Lionel recitaba versos, estaba más enterado que Mina de las cosas literarias, y ella acabó por admirarle como un espíritu delicado, como un «alma romántica», capaz de llenar de poesía la existencia de una mujer. Además, era «El rey de las praderas», el atleta irresistible que ningún hombre podía domeñar.

Una visita inesperada perturbó esta existencia idílica.

Se presentó en el lujoso hotel de Los Ángeles Foster (hijo), con todo su equipaje de escopetas y demás aparatos para la caza de bestias feroces.

– ¡Mi querida Mina! ¡Qué casualidad encontrarnos!… Vengo de Nueva York, para embarcarme en San Francisco. Voy al Congo....

Y ruborizándose por este absurdo rodeo geográfico, se apresuró á añadir:

– Quiero cazar donde no cazó el coronel Roosevelt. Voy á correr los países que él no visitó nunca.

Un secreto instinto le avisaba, sin duda, el peligro, y venciendo esta vez la cortedad de su carácter, manifestó sus deseos. Mina Craven y James Foster (hijo) podían hacer una linda pareja. ¿Por qué no se casaban?…

El gesto de lástima simpática que puso ella fué para acobardar al más valeroso cazador.

– Yo sólo me casaré con un hombre célebre.

Foster quiso protestar. Él no tenía la celebridad de un boxeador ó de un cantante de ópera; pero era alguien. Los periódicos hablaban de él.

– Yo sólo me casaré con un héroe – añadió Mina.

James creyó necesario insistir en sus méritos. Hizo memoria de los regalos enviados á Mina, especialmente de dos pieles de oso, enormes, con unas cabezas que metían espanto. Él, completamente solo, los había matado en Alaska.

– ¡Unos osos! – dijo ella, levantando los hombros – . Eso lo mata cualquiera.... ¿Cuántos tigres ha cazado usted, James?…

El hijo de Foster inclinó la cabeza. Apenas quedaban tigres en el mundo. Él había pasado varios meses en la India, y, después de largas esperas, gastos y penalidades, sólo había conseguido matar uno.

– ¡Un tigre nada más!…

Mina sonrió otra vez de lástima. Ella conocía á un cazador que llevaba matados más de treinta ante sus propios ojos, y no con largos intervalos, sino todas las noches.
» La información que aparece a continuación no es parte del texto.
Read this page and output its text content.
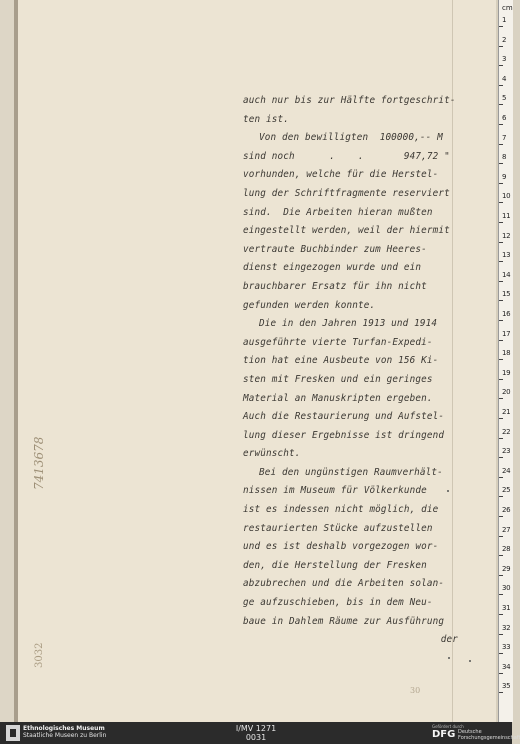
7413678
3032
30
auch nur bis zur Hälfte fortgeschrit-
ten ist.
Von den bewilligten  100000,-- M
sind noch      .    .       947,72 "
vorhunden, welche für die Herstel-
lung der Schriftfragmente reserviert
sind.  Die Arbeiten hieran mußten
eingestellt werden, weil der hiermit
vertraute Buchbinder zum Heeres-
dienst eingezogen wurde und ein
brauchbarer Ersatz für ihn nicht
gefunden werden konnte.
Die in den Jahren 1913 und 1914
ausgeführte vierte Turfan-Expedi-
tion hat eine Ausbeute von 156 Ki-
sten mit Fresken und ein geringes
Material an Manuskripten ergeben.
Auch die Restaurierung und Aufstel-
lung dieser Ergebnisse ist dringend
erwünscht.
Bei den ungünstigen Raumverhält-
nissen im Museum für Völkerkunde
ist es indessen nicht möglich, die
restaurierten Stücke aufzustellen
und es ist deshalb vorgezogen wor-
den, die Herstellung der Fresken
abzubrechen und die Arbeiten solan-
ge aufzuschieben, bis in dem Neu-
baue in Dahlem Räume zur Ausführung
der
cm
1
2
3
4
5
6
7
8
9
10
11
12
13
14
15
16
17
18
19
20
21
22
23
24
25
26
27
28
29
30
31
32
33
34
35
Ethnologisches Museum
Staatliche Museen zu Berlin
I/MV 1271
0031
Gefördert durch
DFG Deutsche
Forschungsgemeinschaft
Foster (hijo), como hombre práctico, abandonó inmediatamente sus pretensiones, juzgándolas imposibles. «¡Adiós, Mina!» Ya no pensó en sobrepasar las hazañas africanas de Roosevelt. Lo que deseaba era tropezar en el Congo con un hipopótamo, un león ó cualquiera otra bestia misericordiosa, que, al desgarrarlo en pequeños pedazos, le librase del recuerdo de miss Craven la ingrata.

Después de esta entrevista, la millonaria creyó necesario acelerar los acontecimientos. Ella fué la que tomó la iniciativa, sabiendo que «El rey de las praderas» se mostraba tímido en su presencia, quedando como adormecido bajo el poder de sus ojos.

– Ya estoy cansada de ser miss Craven. Ahora deseo ser mistress Gould. ¿Está usted conforme, Lionel?

Aunque él hubiese dicho que no, Mina habría preparado lo mismo el matrimonio.

Llevando tras de ella al célebre Lionel, como si lo raptase, se marchó á San Francisco para visitar á su tutor. Esta vez Foster (padre) estaba en su despacho.

– Le presento á mi futuro esposo. Me caso esta misma semana con «El rey de las praderas».

El millonario abrió la boca á impulsos de la sorpresa, mostrando todo el oro y el marfil de su interior. Luego pensó que un hombre de negocios no debe asombrarse nunca, y acabó por reír, con una carcajada ruidosa que dejó visible otra vez toda la riqueza de su dentadura.

– ¡Original!… ¡Verdaderamente original!